The Politics of Medical Software

Can I rant for a minute? This is related to my previous posting, but I felt it needed it’s own heading. I came into healthcare via an interest in IT, not the other way around, and I’ve noticed something. All of the software that I’ve seen for the healthcare industry is one of three things: Expensive, Bad, or Both. Unfortunately, most seem to fall under the "Both" category.

Why is this? Is it because companies think that agencies are staffed with nitwits who only got into the health field to help people, and therefore know nothing about software, business, etc.? Or do they think that the demand is so high that they can fool agencies into thinking that this is the best software they’ve ever seen, and then get them to spend so much money on procuring it and making it almost work that they HAVE to stay around?

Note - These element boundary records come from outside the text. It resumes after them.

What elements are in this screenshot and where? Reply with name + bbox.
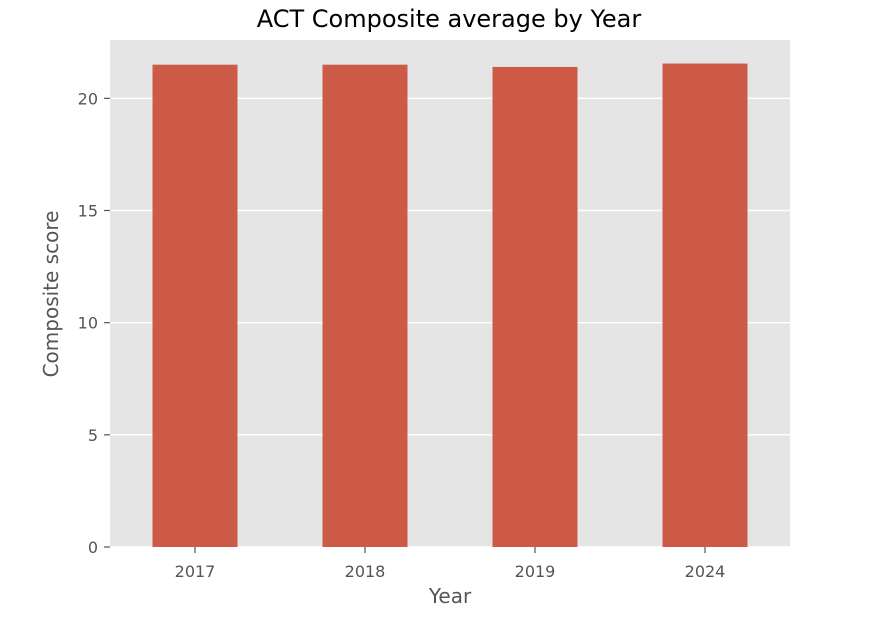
x-tick-label: 2019 bbox=[515, 562, 556, 581]
bars bbox=[152, 63, 748, 548]
y-axis-ticks: 0 5 10 15 20 bbox=[78, 89, 110, 557]
bar-2018 bbox=[322, 64, 408, 547]
y-tick-label: 0 bbox=[88, 538, 98, 557]
x-tick-label: 2017 bbox=[175, 562, 216, 581]
bar-2019 bbox=[492, 66, 578, 548]
bar-2024 bbox=[662, 63, 748, 548]
y-tick-label: 5 bbox=[88, 426, 98, 445]
bar-2017 bbox=[152, 64, 238, 547]
y-tick-label: 10 bbox=[78, 314, 98, 333]
x-axis-label: Year bbox=[428, 584, 472, 608]
x-axis-ticks: 2017 2018 2019 2024 bbox=[175, 547, 726, 581]
x-tick-label: 2018 bbox=[345, 562, 386, 581]
x-tick-label: 2024 bbox=[685, 562, 726, 581]
chart-title: ACT Composite average by Year bbox=[257, 5, 642, 33]
y-axis-label: Composite score bbox=[39, 211, 63, 378]
y-tick-label: 20 bbox=[78, 89, 98, 108]
y-tick-label: 15 bbox=[78, 201, 98, 220]
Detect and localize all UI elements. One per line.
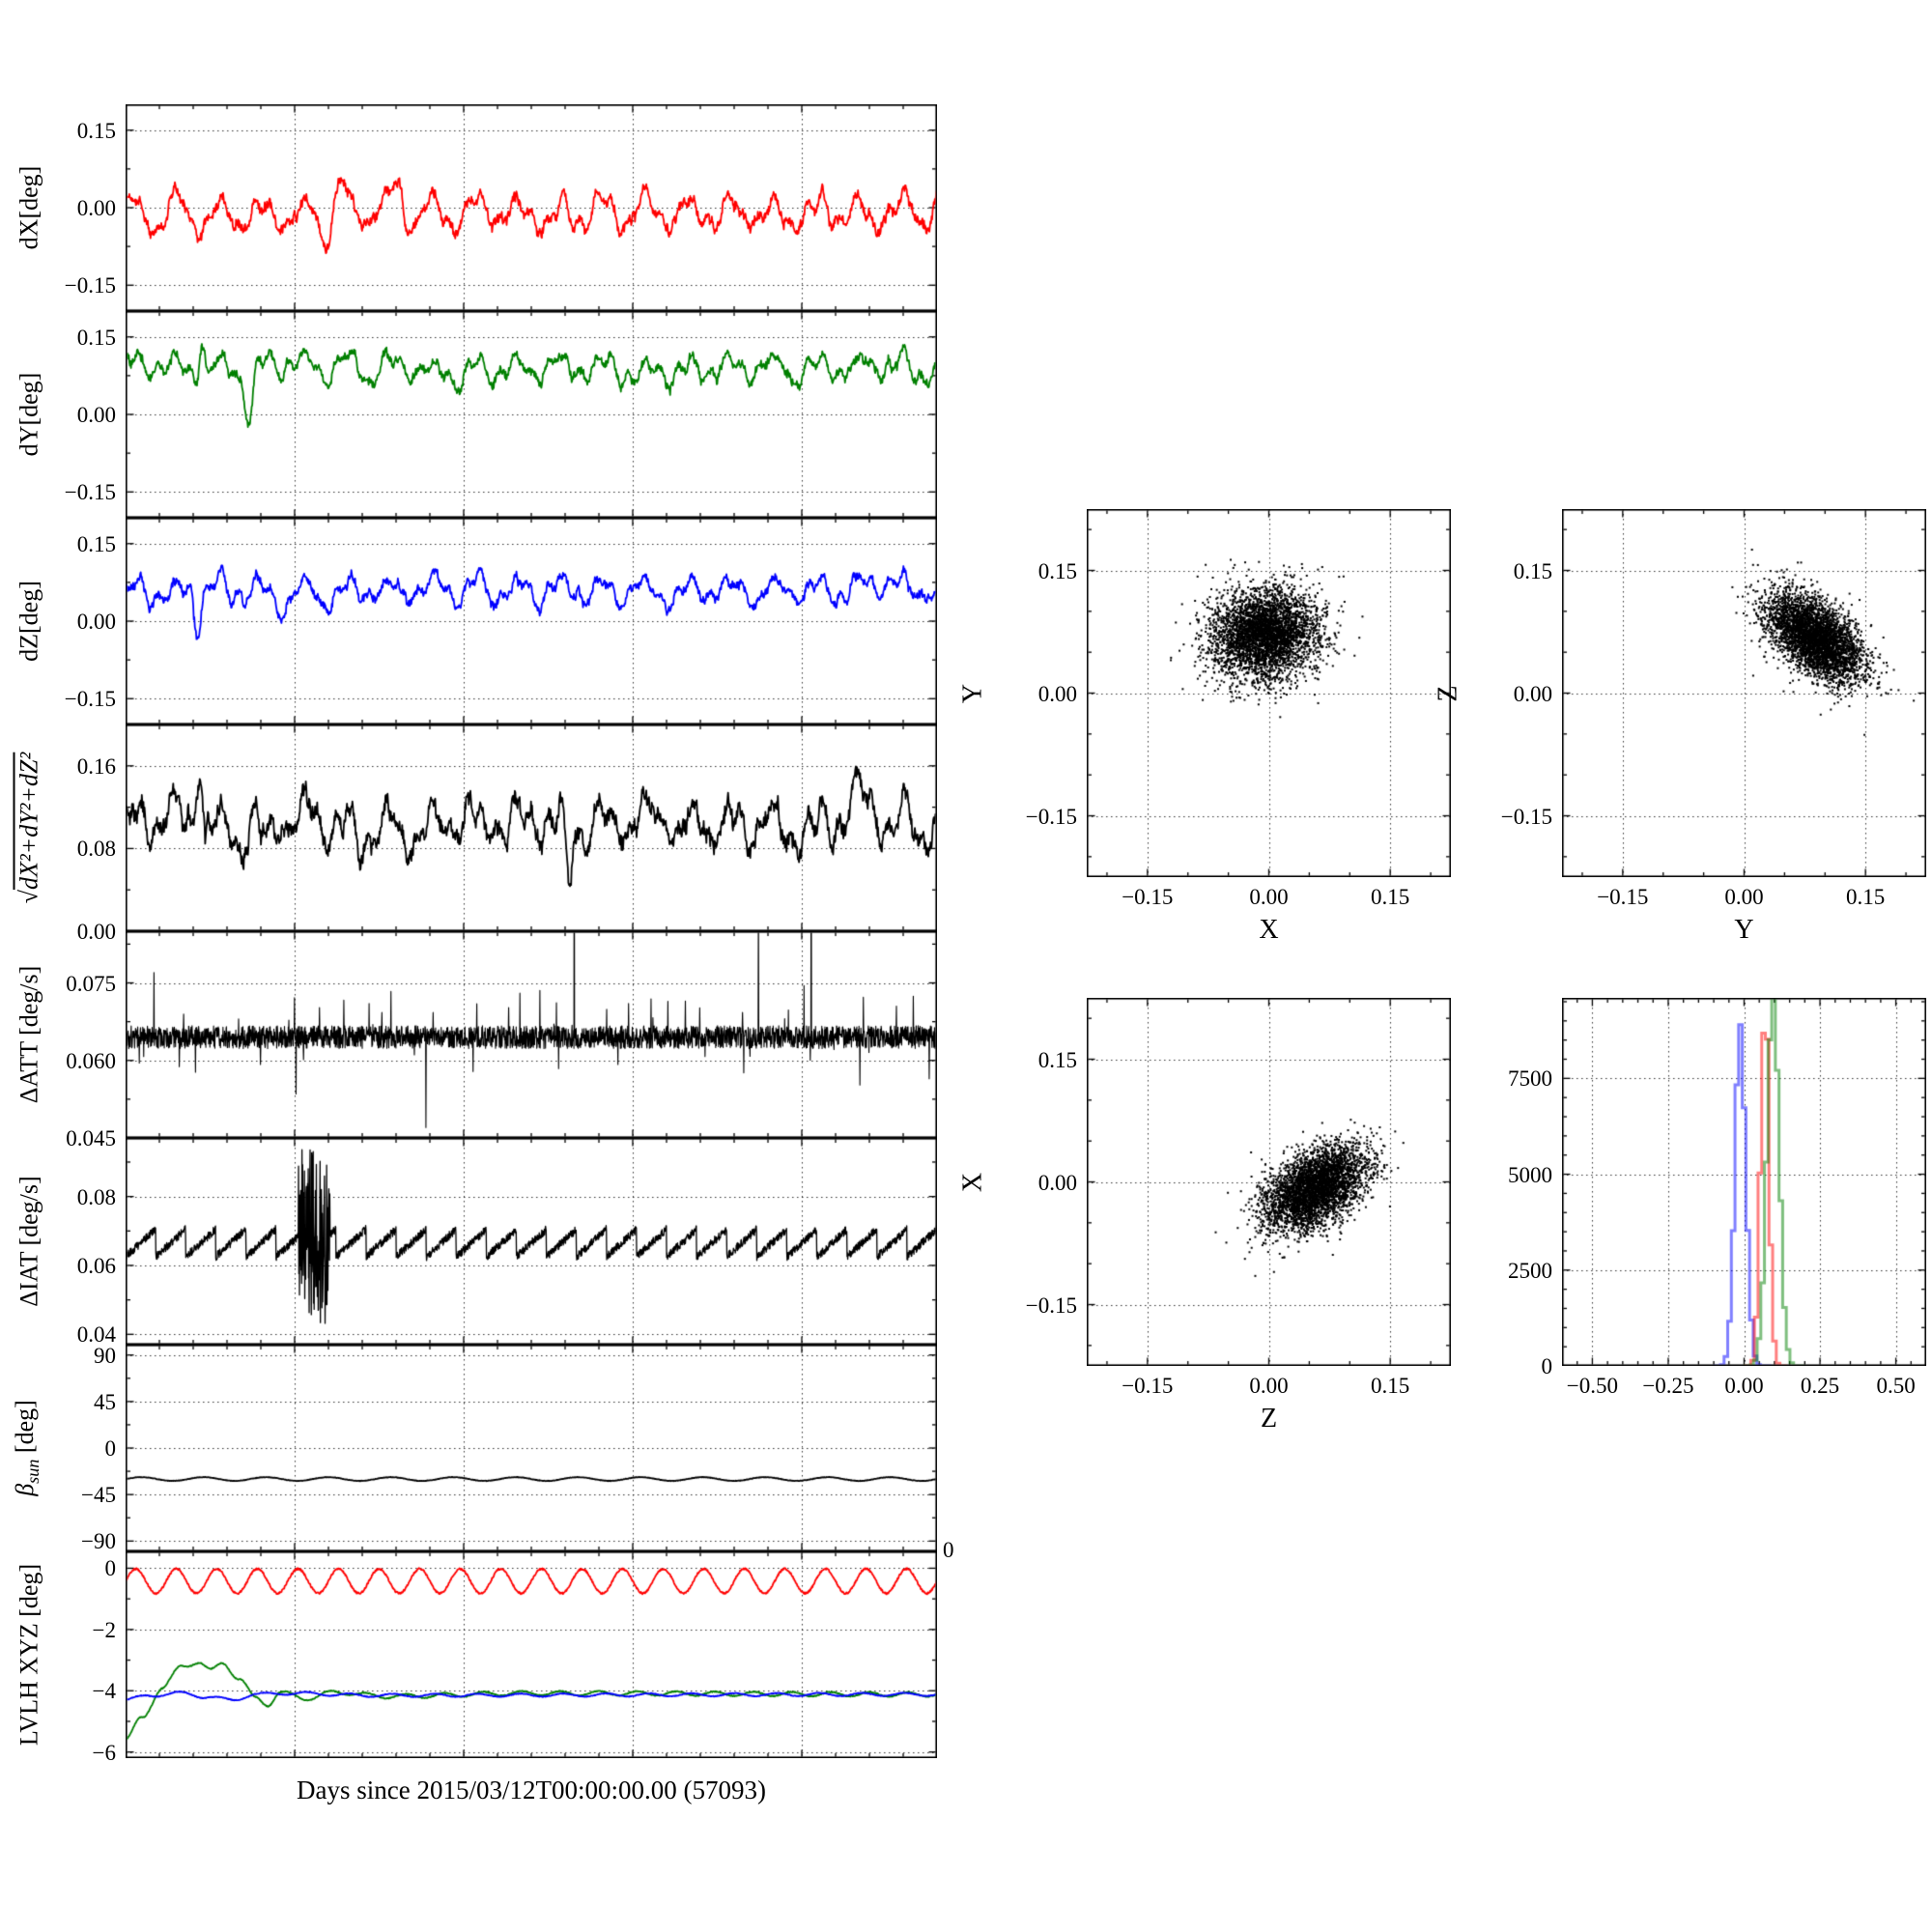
bsun-ytick-label: 0	[104, 1436, 117, 1461]
hist-ytick-label: 2500	[1508, 1258, 1552, 1283]
sc-yz-ytick-label: −0.15	[1500, 804, 1552, 829]
lvlh-axis-label: LVLH XYZ [deg]	[14, 1563, 43, 1747]
hist-canvas	[1562, 998, 1926, 1366]
sc-xy-y-axis-label: Y	[957, 683, 988, 703]
sc-zx-x-axis-label: Z	[1260, 1404, 1278, 1434]
bsun-axis-label: βsun [deg]	[10, 1400, 43, 1496]
rss-ytick-label: 0.08	[76, 837, 116, 862]
bsun-plot-canvas	[126, 1345, 937, 1551]
sc-yz-xtick-label: −0.15	[1597, 885, 1649, 909]
bsun-ytick-label: 90	[94, 1343, 116, 1368]
sc-xy-xtick-label: 0.15	[1371, 885, 1410, 909]
dz-ytick-label: 0.15	[76, 531, 116, 556]
sc-xy-ytick-label: −0.15	[1025, 804, 1077, 829]
dx-plot-canvas	[126, 104, 937, 311]
sc-xy-x-axis-label: X	[1259, 915, 1279, 945]
dy-ytick-label: −0.15	[64, 480, 116, 505]
sc-zx-canvas	[1087, 998, 1451, 1366]
dz-ytick-label: 0.00	[76, 610, 116, 634]
sc-yz-ytick-label: 0.15	[1513, 558, 1552, 583]
x-axis-zero-label: 0	[943, 1538, 954, 1562]
iat-axis-label: ΔIAT [deg/s]	[14, 1176, 43, 1307]
sc-xy-xtick-label: −0.15	[1122, 885, 1174, 909]
bsun-ytick-label: 45	[94, 1389, 116, 1414]
lvlh-ytick-label: −4	[92, 1679, 116, 1704]
dz-axis-label: dZ[deg]	[14, 581, 43, 662]
att-ytick-label: 0.045	[66, 1126, 116, 1151]
dx-axis-label: dX[deg]	[14, 165, 43, 250]
sc-zx-y-axis-label: X	[957, 1172, 988, 1192]
lvlh-ytick-label: −6	[92, 1740, 116, 1765]
sc-zx-ytick-label: 0.00	[1037, 1170, 1077, 1195]
hist-ytick-label: 7500	[1508, 1066, 1552, 1092]
sc-yz-xtick-label: 0.15	[1846, 885, 1886, 909]
sc-yz-x-axis-label: Y	[1734, 915, 1754, 945]
rss-axis-label: √dX²+dY²+dZ²	[14, 752, 43, 904]
iat-ytick-label: 0.08	[76, 1184, 116, 1209]
sc-xy-ytick-label: 0.15	[1037, 558, 1077, 583]
dx-ytick-label: 0.00	[76, 196, 116, 220]
sc-xy-canvas	[1087, 509, 1451, 877]
hist-ytick-label: 0	[1541, 1354, 1553, 1378]
lvlh-plot-canvas	[126, 1551, 937, 1758]
att-ytick-label: 0.060	[66, 1048, 116, 1073]
bsun-ytick-label: −45	[81, 1483, 116, 1508]
hist-ytick-label: 5000	[1508, 1162, 1552, 1187]
hist-xtick-label: −0.50	[1566, 1374, 1619, 1398]
iat-ytick-label: 0.06	[76, 1253, 116, 1278]
dy-ytick-label: 0.00	[76, 403, 116, 427]
hist-xtick-label: −0.25	[1642, 1374, 1694, 1398]
sc-zx-ytick-label: 0.15	[1037, 1047, 1077, 1072]
hist-xtick-label: 0.00	[1724, 1374, 1764, 1398]
sc-yz-canvas	[1562, 509, 1926, 877]
dy-plot-canvas	[126, 311, 937, 518]
dz-plot-canvas	[126, 518, 937, 724]
lvlh-ytick-label: 0	[104, 1556, 117, 1581]
att-ytick-label: 0.075	[66, 971, 116, 996]
bsun-ytick-label: −90	[81, 1529, 116, 1554]
att-plot-canvas	[126, 931, 937, 1138]
sc-zx-xtick-label: −0.15	[1122, 1374, 1174, 1398]
hist-xtick-label: 0.25	[1800, 1374, 1840, 1398]
iat-plot-canvas	[126, 1138, 937, 1345]
sc-yz-ytick-label: 0.00	[1513, 681, 1552, 706]
rss-ytick-label: 0.16	[76, 753, 116, 779]
sc-xy-xtick-label: 0.00	[1249, 885, 1289, 909]
rss-ytick-label: 0.00	[76, 920, 116, 944]
time-axis-label: Days since 2015/03/12T00:00:00.00 (57093…	[297, 1776, 766, 1804]
sc-zx-xtick-label: 0.15	[1371, 1374, 1410, 1398]
timeseries-stack: 0.15 0.00 −0.15 dX[deg] 0.15 0.00 −0.15 dY[deg]…	[11, 104, 937, 1765]
dy-axis-label: dY[deg]	[14, 372, 43, 457]
sc-zx-ytick-label: −0.15	[1025, 1293, 1077, 1318]
hist-xtick-label: 0.50	[1876, 1374, 1916, 1398]
iat-ytick-label: 0.04	[76, 1322, 116, 1348]
sc-xy-ytick-label: 0.00	[1037, 681, 1077, 706]
dx-ytick-label: −0.15	[64, 273, 116, 298]
lvlh-ytick-label: −2	[92, 1617, 116, 1642]
sc-yz-xtick-label: 0.00	[1724, 885, 1764, 909]
att-axis-label: ΔATT [deg/s]	[14, 965, 43, 1104]
rss-plot-canvas	[126, 724, 937, 931]
dz-ytick-label: −0.15	[64, 687, 116, 712]
dy-ytick-label: 0.15	[76, 325, 116, 350]
sc-yz-y-axis-label: Z	[1433, 684, 1463, 702]
sc-zx-xtick-label: 0.00	[1249, 1374, 1289, 1398]
dx-ytick-label: 0.15	[76, 118, 116, 143]
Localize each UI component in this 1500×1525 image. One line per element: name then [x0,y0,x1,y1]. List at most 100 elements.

To me, it’s a pretty sad state of affairs when we have to think twice about going to a doctor’s office, nursing facility, or hospital because we’re afraid we’re going to have our leg amputated when we go in for a chronic cough. This is not the fault of the facilities themselves, but of information systems that either suck horrendously, or just are so difficult to use and to glean useful information from that they become completely unmanageable.

So far as I can see, open-source (not necessarily free) software is the key. If agencies can have someone on site to manage the software, and to adapt to all of the changes mandated by government agencies (my mother works for a phychiatric hospital, and they have still not recieved payment for medicare / medicaid claims from the early 90’s), or by changing demographics in healthcare, they will be able to keep up with the ever-changing face of medicine, as well as maybe, just maybe, turn a profit. For one, I’m not holding my breath.